FT:  Sometimes the listener might overlook that you are speaking in the third person, or as a character, and consider, well this is Joe Henry, speaking from the heart. And I think sometimes we as listeners, can confuse the two?

JH:  When I use the word ‘I’, as a singer-songwriter, I know it can really tempting to think that ‘I’ is me. I come much more from the school of Rimbaud, meaning ‘I’ as an other.

I just think that to speak in the first person, as whatever character, is the shortest distance between me and the listener. There’s more intimacy implied if you feel like the character is speaking directly to you than if there’s an invisible narrator hovering above us all. So it’s very natural for me to sing in the first person of a character, regardless of where the song is from.

FT:  Joe if I can ask about your work as a producer? You’ve produced albums for a huge variety of artists, including Bonnie Raitt, Joan Baez, Allen Toussaint, Solomon Burke, Elvis Costello, and many others. Why are so many artists drawn to you as a producer, and what do you bring to the table for them?

JH:  That’s an interesting question. I think the thing that I most bring, is that  I cast the room well, with individuals, who are supportive, egoless, generous, and excited about record making.

I make the best coffee! I open really good wine at 5.15 every day!

FT:  I would suggest there’s more to it than that Joe?

JH  (Laughs) What I would frequently say is, if you get the lighting right, everything else pretty much takes care of itself, you know.

FT:  Your own sound has evolved over the years Joe.  Your early albums, there was almost a rock feel to them, certainly a bit more percussive, there was a jazz sensibility to albums like ‘Scar’, and moving forward from ‘Reverie’ and ‘The Invisible Hour’, the sound has been much more sparse?
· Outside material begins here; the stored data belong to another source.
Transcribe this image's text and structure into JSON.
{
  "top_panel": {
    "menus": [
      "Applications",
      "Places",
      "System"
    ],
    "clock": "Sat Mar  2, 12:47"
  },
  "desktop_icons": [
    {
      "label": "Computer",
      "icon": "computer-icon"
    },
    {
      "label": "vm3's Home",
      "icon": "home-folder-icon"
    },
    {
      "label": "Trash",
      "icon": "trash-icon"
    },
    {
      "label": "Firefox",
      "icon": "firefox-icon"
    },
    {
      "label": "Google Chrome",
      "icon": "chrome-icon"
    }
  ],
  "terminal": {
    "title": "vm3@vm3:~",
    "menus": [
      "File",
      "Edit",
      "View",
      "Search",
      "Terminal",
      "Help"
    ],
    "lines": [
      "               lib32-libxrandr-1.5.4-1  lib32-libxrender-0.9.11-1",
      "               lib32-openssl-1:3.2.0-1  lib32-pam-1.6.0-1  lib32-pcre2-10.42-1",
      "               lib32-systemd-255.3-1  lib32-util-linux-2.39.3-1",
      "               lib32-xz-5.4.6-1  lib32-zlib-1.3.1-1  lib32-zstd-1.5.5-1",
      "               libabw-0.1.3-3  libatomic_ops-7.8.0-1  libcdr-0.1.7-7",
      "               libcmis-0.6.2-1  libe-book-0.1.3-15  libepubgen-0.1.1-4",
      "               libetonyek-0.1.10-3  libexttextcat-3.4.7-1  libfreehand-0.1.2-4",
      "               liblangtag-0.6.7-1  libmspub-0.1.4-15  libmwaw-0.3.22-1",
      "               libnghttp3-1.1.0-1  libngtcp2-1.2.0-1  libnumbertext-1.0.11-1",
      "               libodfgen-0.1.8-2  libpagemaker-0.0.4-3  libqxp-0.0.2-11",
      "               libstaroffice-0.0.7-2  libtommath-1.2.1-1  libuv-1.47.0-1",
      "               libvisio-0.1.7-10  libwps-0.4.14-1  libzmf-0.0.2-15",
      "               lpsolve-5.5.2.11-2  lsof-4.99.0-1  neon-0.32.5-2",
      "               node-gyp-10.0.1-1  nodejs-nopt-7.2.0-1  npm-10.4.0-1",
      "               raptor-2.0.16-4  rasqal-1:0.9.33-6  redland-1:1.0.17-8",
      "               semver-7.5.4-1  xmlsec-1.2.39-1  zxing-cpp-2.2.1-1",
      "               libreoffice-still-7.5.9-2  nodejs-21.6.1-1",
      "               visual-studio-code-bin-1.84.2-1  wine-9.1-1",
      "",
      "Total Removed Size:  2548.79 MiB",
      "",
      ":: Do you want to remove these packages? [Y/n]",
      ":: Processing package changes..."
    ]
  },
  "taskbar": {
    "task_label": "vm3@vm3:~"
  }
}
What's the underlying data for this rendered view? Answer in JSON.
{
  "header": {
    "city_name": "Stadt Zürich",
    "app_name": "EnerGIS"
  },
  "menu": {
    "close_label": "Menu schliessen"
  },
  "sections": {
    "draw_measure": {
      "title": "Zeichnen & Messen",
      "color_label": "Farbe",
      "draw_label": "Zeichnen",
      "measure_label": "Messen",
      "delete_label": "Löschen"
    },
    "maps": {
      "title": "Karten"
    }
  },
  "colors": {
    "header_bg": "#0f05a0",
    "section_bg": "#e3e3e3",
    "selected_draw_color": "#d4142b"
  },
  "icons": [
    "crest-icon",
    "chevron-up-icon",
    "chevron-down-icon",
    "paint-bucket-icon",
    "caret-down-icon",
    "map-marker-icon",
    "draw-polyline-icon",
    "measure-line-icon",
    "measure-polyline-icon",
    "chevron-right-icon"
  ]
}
This album too, despite the number and quality of musicians on the album, the sound has been pared right down. Is that fair to say?

JH:  Oh I think it’s fair to say. As I’ve continued to work, I’ve wanted to reduce the distance between the way the song speaks, and the way anybody might receive it. I’m always trying to balance, very orchestral concepts against a desire for real intimacy, and sometimes that is not always an easy balance to maintain.  A song like ‘O Beloved’ on the new album that has full orchestration. I like the way that it’s widescreen and expansive, and yet I didn’t want that song not to feel as any less intimate as anything else on the record, I just wanted it to be bigger, but I didn’t want the character speaking to be farther away from the listener, than anything else.

FT:  It’s a beautiful album, and I hope it flies. Any plans to tour with it?

JH:  I’ll start probably mid-April, as we’re scheming it right now, and probably hit Europe, in early summer. We’re looking at June right now.

FT: And hitting Ireland?

JH:  Oh certainly. I mind we have so many dear friends in Ireland and my wife and are very attached to Ireland. We spend a great deal of time there, and in fact, we were just there in November.

 I will just say that I can’t imagine in the rest of my life, a time, when I tour Europe, and don’t come to Ireland.

FT:  Joe, thank you so much for your time, It’s been an absolute pleasure talking with you, and hopefully, we’ll see you soon on stage.